Tom Robbins (Spring 2007)

Tom Robbins an American reporter for the Village Voice. His profession specializes in investigative journalism. He started off at City Limits magazine as an editor and now currently works at a staff reporter for the Village Voice, the New York Observer and the Daily. “Robbins will teach a course entitled “Urban Investigative Reporting” where students will meet with New York newsmakers and news-breakers, and study works by some of the great investigative muckrakers. Students will also participate in researching and writing a lengthy article or series of articles focused on an aspect of city life.”


Press Release

A select group of Hunter College students will become muckraking journalists this spring under the tutelage of Village Voice investigative reporter Tom Robbins, who will serve as the Jack Newfield Professor.

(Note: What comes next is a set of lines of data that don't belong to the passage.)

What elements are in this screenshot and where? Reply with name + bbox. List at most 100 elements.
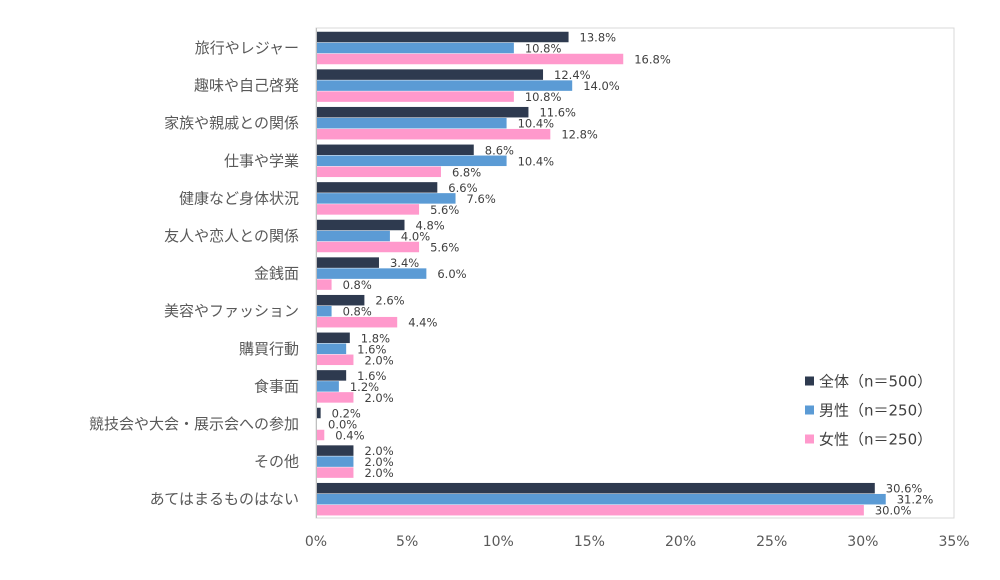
data-label: 6.0% xyxy=(437,267,466,281)
category-label: 仕事や学業 xyxy=(224,152,299,170)
data-label: 10.8% xyxy=(525,42,562,56)
data-label: 30.6% xyxy=(886,482,923,496)
data-label: 6.8% xyxy=(452,165,481,179)
data-label: 0.0% xyxy=(328,418,357,432)
data-label: 4.0% xyxy=(401,230,430,244)
bar xyxy=(317,241,420,253)
data-label: 4.4% xyxy=(408,316,437,330)
bar xyxy=(317,155,507,167)
x-tick-label: 15% xyxy=(574,534,605,550)
category-label: 家族や親戚との関係 xyxy=(164,114,299,132)
bar xyxy=(317,305,332,317)
category-label: 趣味や自己啓発 xyxy=(194,77,299,95)
x-tick-label: 5% xyxy=(396,534,418,550)
category-label: あてはまるものはない xyxy=(150,490,299,508)
data-label: 2.0% xyxy=(364,466,393,480)
legend-label: 全体（n＝500） xyxy=(819,373,932,391)
bar xyxy=(317,370,347,381)
bar xyxy=(317,182,438,193)
data-label: 10.4% xyxy=(518,154,555,168)
bar xyxy=(317,456,354,467)
data-label: 0.8% xyxy=(343,305,372,319)
bar xyxy=(317,53,624,65)
data-label: 1.2% xyxy=(350,380,379,394)
x-tick-label: 10% xyxy=(483,534,514,550)
bar xyxy=(317,144,474,156)
bar xyxy=(317,128,551,140)
bar xyxy=(317,268,427,279)
category-label: 健康など身体状況 xyxy=(179,189,299,207)
category-label: 食事面 xyxy=(254,377,299,395)
bar xyxy=(317,193,456,204)
bar xyxy=(317,69,544,80)
data-label: 14.0% xyxy=(583,79,620,93)
data-label: 6.6% xyxy=(448,181,477,195)
bar xyxy=(317,332,350,344)
legend-swatch xyxy=(805,376,814,386)
bar xyxy=(317,467,354,478)
bar xyxy=(317,91,514,102)
data-label: 12.8% xyxy=(561,128,598,142)
data-label: 8.6% xyxy=(485,143,514,157)
category-label: 購買行動 xyxy=(239,340,299,358)
category-label: 旅行やレジャー xyxy=(195,39,299,57)
data-label: 5.6% xyxy=(430,241,459,255)
bar xyxy=(317,407,321,419)
category-label: 競技会や大会・展示会への参加 xyxy=(89,415,299,433)
bar xyxy=(317,166,441,178)
data-label: 16.8% xyxy=(634,53,671,67)
x-tick-label: 20% xyxy=(665,534,696,550)
data-label: 1.6% xyxy=(357,369,386,383)
data-label: 13.8% xyxy=(580,31,617,45)
bar xyxy=(317,316,398,328)
bar xyxy=(317,106,529,118)
x-tick-label: 25% xyxy=(756,534,787,550)
bar xyxy=(317,493,886,505)
data-label: 7.6% xyxy=(467,192,496,206)
x-tick-label: 35% xyxy=(938,534,969,550)
bar xyxy=(317,117,507,129)
bar xyxy=(317,504,864,516)
bar xyxy=(317,429,325,441)
data-label: 1.6% xyxy=(357,342,386,356)
bar xyxy=(317,445,354,456)
bar xyxy=(317,80,573,91)
bar xyxy=(317,482,875,494)
legend-label: 女性（n＝250） xyxy=(819,431,932,449)
data-label: 30.0% xyxy=(875,504,912,518)
data-label: 10.4% xyxy=(518,117,555,131)
data-label: 2.0% xyxy=(364,444,393,458)
bar xyxy=(317,354,354,366)
data-label: 2.0% xyxy=(364,455,393,469)
category-label: その他 xyxy=(254,453,299,471)
bar xyxy=(317,219,405,231)
category-label: 金銭面 xyxy=(254,265,299,283)
data-label: 2.0% xyxy=(364,353,393,367)
bar xyxy=(317,279,332,290)
data-label: 2.0% xyxy=(364,391,393,405)
legend-swatch xyxy=(805,434,814,444)
bar xyxy=(317,230,390,242)
bar xyxy=(317,31,569,43)
data-label: 0.2% xyxy=(332,407,361,421)
bar xyxy=(317,381,339,392)
data-label: 12.4% xyxy=(554,68,591,82)
data-label: 1.8% xyxy=(361,331,390,345)
bar xyxy=(317,343,347,355)
bar xyxy=(317,42,514,54)
data-label: 4.8% xyxy=(415,219,444,233)
bar xyxy=(317,204,420,215)
legend-label: 男性（n＝250） xyxy=(819,402,932,420)
data-label: 3.4% xyxy=(390,256,419,270)
category-label: 友人や恋人との関係 xyxy=(164,227,299,245)
data-label: 2.6% xyxy=(375,294,404,308)
data-label: 10.8% xyxy=(525,90,562,104)
data-label: 11.6% xyxy=(539,106,576,120)
data-label: 5.6% xyxy=(430,203,459,217)
x-tick-label: 30% xyxy=(847,534,878,550)
data-label: 31.2% xyxy=(897,493,934,507)
category-label: 美容やファッション xyxy=(164,302,299,320)
data-label: 0.4% xyxy=(335,429,364,443)
data-label: 0.8% xyxy=(343,278,372,292)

Robbins is the second distinguished journalist to occupy the post, established to honor Newfield, a legendary reporter and Hunter graduate. Last year, students studying with Wayne Barrett revived Newfield’s “10 Worst Landlords” expose, which appeared in The Voice in July.

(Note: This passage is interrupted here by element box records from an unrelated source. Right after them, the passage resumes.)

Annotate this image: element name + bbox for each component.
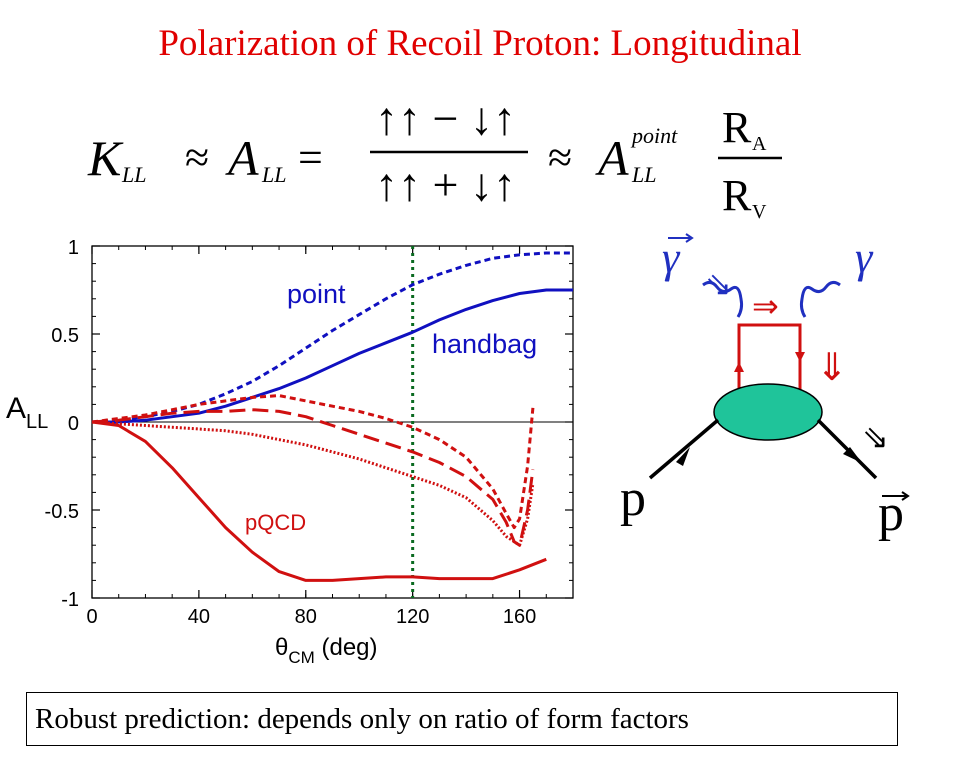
annotation-handbag: handbag bbox=[432, 329, 537, 359]
chart: 1 0.5 0 -0.5 -1 0 40 80 120 160 point handbag pQCD AL… bbox=[6, 237, 574, 667]
series-line-1 bbox=[91, 251, 573, 424]
footer-note: Robust prediction: depends only on ratio… bbox=[26, 692, 898, 746]
photon-in-helicity: ⇘ bbox=[705, 266, 732, 302]
series-line-2 bbox=[92, 288, 573, 424]
photon-out-line bbox=[799, 280, 841, 318]
eq-approx2: ≈ bbox=[548, 133, 572, 182]
annotation-pqcd: pQCD bbox=[245, 510, 306, 535]
eq-a-sub: LL bbox=[261, 162, 286, 187]
eq-denominator: ↑↑ + ↓↑ bbox=[375, 159, 516, 210]
series-line-3 bbox=[91, 394, 535, 530]
proton-blob bbox=[713, 383, 823, 441]
proton-in-line bbox=[648, 418, 720, 480]
equation: K LL ≈ A LL = ↑↑ − ↓↑ ↑↑ + ↓↑ ≈ A point … bbox=[87, 93, 782, 223]
eq-a-point-sup: point bbox=[630, 123, 678, 148]
x-axis-label: θCM (deg) bbox=[275, 634, 378, 667]
x-tick-label: 0 bbox=[86, 606, 97, 628]
y-tick-label: -0.5 bbox=[45, 501, 79, 523]
eq-approx1: ≈ bbox=[185, 133, 209, 182]
proton-out-helicity: ⇘ bbox=[862, 419, 889, 455]
scattering-diagram: γ γ ⇘ ⇒ ⇓ ⇘ p p bbox=[620, 233, 910, 542]
y-tick-label: 0.5 bbox=[51, 325, 79, 347]
photon-in-line bbox=[702, 280, 744, 318]
eq-a: A bbox=[225, 130, 259, 186]
series-line-5 bbox=[91, 420, 535, 547]
proton-in-label: p bbox=[620, 470, 646, 527]
y-axis-label: ALL bbox=[6, 392, 48, 433]
annotation-point: point bbox=[287, 279, 346, 309]
eq-a-point: A bbox=[595, 130, 629, 186]
gamma-out-label: γ bbox=[855, 233, 874, 282]
eq-k-sub: LL bbox=[121, 162, 146, 187]
proton-out-line bbox=[816, 418, 878, 480]
quark-top-helicity: ⇒ bbox=[752, 288, 779, 324]
quark-right-helicity: ⇓ bbox=[816, 347, 848, 389]
x-tick-label: 80 bbox=[295, 606, 317, 628]
quark-arrow-right bbox=[795, 352, 805, 362]
eq-numerator: ↑↑ − ↓↑ bbox=[375, 93, 516, 144]
quark-arrow-left bbox=[734, 362, 744, 372]
proton-in-arrow bbox=[676, 447, 690, 466]
eq-rv: R bbox=[722, 171, 752, 220]
series-line-4 bbox=[91, 408, 535, 547]
y-tick-label: -1 bbox=[61, 589, 79, 611]
page-title: Polarization of Recoil Proton: Longitudi… bbox=[158, 23, 802, 64]
eq-a-point-sub: LL bbox=[631, 162, 656, 187]
gamma-in-vector-head bbox=[685, 233, 694, 243]
proton-out-arrow bbox=[843, 447, 862, 463]
y-tick-label: 0 bbox=[68, 413, 79, 435]
quark-box bbox=[737, 323, 802, 392]
eq-rv-sub: V bbox=[752, 201, 767, 223]
proton-out-label: p bbox=[878, 485, 904, 542]
y-tick-label: 1 bbox=[68, 237, 79, 259]
x-tick-label: 120 bbox=[396, 606, 429, 628]
x-tick-label: 40 bbox=[188, 606, 210, 628]
eq-ra: R bbox=[722, 103, 752, 152]
series-line-6 bbox=[91, 420, 547, 582]
eq-k: K bbox=[87, 130, 124, 186]
proton-out-vector-head bbox=[901, 491, 910, 501]
eq-equals: = bbox=[298, 133, 323, 182]
eq-ra-sub: A bbox=[752, 133, 767, 155]
gamma-in-label: γ bbox=[662, 233, 681, 282]
x-tick-label: 160 bbox=[503, 606, 536, 628]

His students, Robbins said, will meet with both newsmakers and news-breakers who are helping to shape New York in the first decade of the 21st century. They will read and study works of some of the great investigative muckrakers, from Lincoln Steffens to Jack Newfield. They will also participate in researching and writing for publication a lengthy article or series of articles focused on an aspect of city life.

Robbins has been a reporter covering New York City issues for 30 years. He has been editor of City Limits magazine, and a staff reporter at the Village Voice, the New York Observer, and the Daily News. He has won top awards from the Investigative Reporters and Editors, the Associated Press, and the New York Press Club. He was also a Charles Revson Fellow for the City of New York at Columbia University in 1985-86. He worked with Jack Newfield at both the Voice and the Daily News, where they collaborated on numerous articles.

“Jack Newfield used his typewriter like a jackhammer, drilling down through the layers to expose wrongdoing by political bosses, greedy landlords, and corrupt officials,” Robbins said. “With writing that was always clear and forceful, Newfield believed that the job of journalists isn’t only to understand the world, but to try and change it when necessary. Whether tomorrow’s journalists are writing on-line or on paper, we need more of them who understand and share Jack Newfield’s passion for justice and the city he lived in.”

Undergraduate from Hunter’s Film & Media Studies department and its Urban Affairs department and graduate students from Urban Affairs and Integrated Media Arts will participate in the class.